Esta tendencia es peligrosa porque, si sólo formulamos preguntas para confirmar nuestra hipótesis, siempre tendremos más probabilidades de obtener información que la confirme, lo que nos dará una sensación espuria de corroboración. También significa —haciendo una reflexión más amplia— que las personas que plantean las preguntas parten ya con ventaja en lo que al manejo del discurso popular se refiere.

Así pues, podemos añadir a nuestra anterior lista provisional de ilusiones cognitivas, los sesgos y los fallos de la intuición:

3. Sobrevaloramos aquella información que confirma una hipótesis dada.

4. Buscamos información que confirme una hipótesis dada.

Sesgados por nuestras creencias previas

[Yo] seguía una regla de oro siempre que una nueva observación o una nueva idea opuestas a mis resultados generales acudían a mí: tomar nota de ella al momento y sin falta. Pues había descubierto por la propia experiencia que esos datos e ideas tendían mucho más a diluirse en la memoria que los de signo favorable.

C
HARLES
D
ARWIN

Ése es el fallo de razonamiento que todo el mundo conoce, y aunque sea la ilusión cognitiva menos interesante (porque es obvia), ha quedado demostrada en experimentos que dejan tan al descubierto nuestros puntos débiles que tal vez les resulten tan incómodos como a mí.

La demostración clásica de que las personas están sesgadas por sus ideas previas proviene de un estudio que analizó las creencias de la gente a propósito de la pena de muerte.
[4]
Los investigadores reunieron a un gran número de partidarios y detractores de las ejecuciones. A todos ellos se les enseñaron dos pruebas o indicios a propósito del supuesto efecto disuasorio de la pena capital: una apoyaba la existencia de dicho efecto disuasorio, mientras que la otra aportaba evidencia empírica de lo contrario.

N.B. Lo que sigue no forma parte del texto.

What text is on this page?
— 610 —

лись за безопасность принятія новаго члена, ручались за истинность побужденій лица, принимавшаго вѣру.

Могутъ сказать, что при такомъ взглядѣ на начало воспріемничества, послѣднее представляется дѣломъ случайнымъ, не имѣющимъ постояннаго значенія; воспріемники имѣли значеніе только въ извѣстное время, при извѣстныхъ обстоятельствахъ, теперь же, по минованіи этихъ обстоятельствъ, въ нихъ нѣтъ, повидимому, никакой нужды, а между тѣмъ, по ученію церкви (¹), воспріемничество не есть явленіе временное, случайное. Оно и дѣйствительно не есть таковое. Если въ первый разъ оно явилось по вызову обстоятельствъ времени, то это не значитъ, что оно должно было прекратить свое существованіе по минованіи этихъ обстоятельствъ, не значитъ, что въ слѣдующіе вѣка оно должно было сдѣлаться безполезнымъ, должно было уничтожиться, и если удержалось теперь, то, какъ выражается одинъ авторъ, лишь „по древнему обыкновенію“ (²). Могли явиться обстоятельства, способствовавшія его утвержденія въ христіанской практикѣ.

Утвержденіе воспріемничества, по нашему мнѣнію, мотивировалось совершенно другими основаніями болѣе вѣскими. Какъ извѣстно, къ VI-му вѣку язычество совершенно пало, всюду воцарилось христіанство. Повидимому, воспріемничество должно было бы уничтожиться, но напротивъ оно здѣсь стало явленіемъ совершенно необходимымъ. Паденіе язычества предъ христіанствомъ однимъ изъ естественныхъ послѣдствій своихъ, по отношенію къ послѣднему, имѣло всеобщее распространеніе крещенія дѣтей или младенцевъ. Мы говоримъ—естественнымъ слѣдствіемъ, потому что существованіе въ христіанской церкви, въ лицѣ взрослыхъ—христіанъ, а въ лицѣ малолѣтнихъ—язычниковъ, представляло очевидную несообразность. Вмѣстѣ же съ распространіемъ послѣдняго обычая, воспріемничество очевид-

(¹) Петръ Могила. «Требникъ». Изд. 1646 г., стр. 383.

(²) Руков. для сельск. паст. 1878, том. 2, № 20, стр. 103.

Las pruebas que se les mostraron fueron las siguientes:

— Una comparación entre los índices de asesinatos en un Estado estadounidense previos a la aprobación de la pena de muerte y los índices posteriores a la implantación de ésta.

— Una comparación entre los índices de asesinatos en diferentes Estados de Estados Unidos, algunos con la pena de muerte en vigor y otros sin la pena capital.